The Drosophila gastrula contains several mitotic domains, clusters of cells that divide in stereotyped spatial and temporal patterns. Among these, domains 1, 3 and 5 exhibit divisions in which the mitotic spindle is oriented along the AP axis, but the underlying mechanisms of this orientation were unknown. Camuglia et al. find that the cell polarity protein Pins exhibits planar polarized distribution with mitotic domain 1, 3, and 5 cells, and that this polarized distribution precedes spindle orientation in these cells. Overexpression of a membrane targeted Pins not only disrupts Pins localization, but also randomizes spindle orientation, demonstrating that Pins localization dictates the polarity of cell divisions. The authors find that Pins localization does not require planar cell polarity signaling or the positional code of Toll-like receptors that drive planar polarized cell intercalations in the germ band (Paré et al., 2014). Instead, they determine that mechanical isolation of the mitotic domains blocks Pins localization and disrupts oriented divisions. Using snail knockdown, they show that both Pins localization and oriented cell divisions are disrupted when VFF and mesoderm invagination are blocked. Together, these results indicate that mechanical forces produced during mesoderm invagination serve as a polarity cue to promote localization of the Pins polarity protein and, ultimately, the orientation of cell divisions.
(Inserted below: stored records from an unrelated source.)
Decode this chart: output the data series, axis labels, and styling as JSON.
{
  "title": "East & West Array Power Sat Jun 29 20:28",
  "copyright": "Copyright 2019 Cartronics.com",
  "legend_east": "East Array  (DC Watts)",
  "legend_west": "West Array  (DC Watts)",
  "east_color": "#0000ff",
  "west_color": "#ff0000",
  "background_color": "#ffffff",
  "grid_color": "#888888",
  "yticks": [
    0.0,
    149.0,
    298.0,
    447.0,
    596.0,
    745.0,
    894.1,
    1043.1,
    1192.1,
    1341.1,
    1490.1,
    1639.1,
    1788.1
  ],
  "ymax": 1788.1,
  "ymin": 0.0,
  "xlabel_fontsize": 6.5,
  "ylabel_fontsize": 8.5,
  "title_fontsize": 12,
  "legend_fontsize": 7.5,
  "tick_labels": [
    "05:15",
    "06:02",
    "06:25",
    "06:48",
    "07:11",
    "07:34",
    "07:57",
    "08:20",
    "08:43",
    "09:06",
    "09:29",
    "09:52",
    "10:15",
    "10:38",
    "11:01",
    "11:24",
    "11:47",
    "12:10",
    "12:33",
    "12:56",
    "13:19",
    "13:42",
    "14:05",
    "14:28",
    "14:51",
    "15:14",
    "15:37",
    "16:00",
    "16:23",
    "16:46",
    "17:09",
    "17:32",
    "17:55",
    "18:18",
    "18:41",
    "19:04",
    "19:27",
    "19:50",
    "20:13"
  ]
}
These three studies contribute to a substantial body of evidence suggesting that mechanical forces regulate gastrulation morphogenesis and that this role is highly conserved among invertebrate and vertebrate embryos. Indeed, two additional recent preprints report that primitive streak formation and the associated ‘polonaise movements’ in chick gastrulae result from a balance of tissue contraction in the posterior region and tension in the anterior region of the embryo (Serra et al., 2021 preprint; Caldarelli et al., 2021 preprint). Even clusters of pluripotent cells, both in two- and three-dimensional culture, activate Wnt/β-catenin signaling and ultimately mesoderm differentiation at sites of increased tissue tension (Muncie et al., 2020; Sagy et al., 2019). It is increasingly clear that a more complete understanding of early embryonic development will require further study of the integration of chemical signaling, gene expression and tissue mechanics.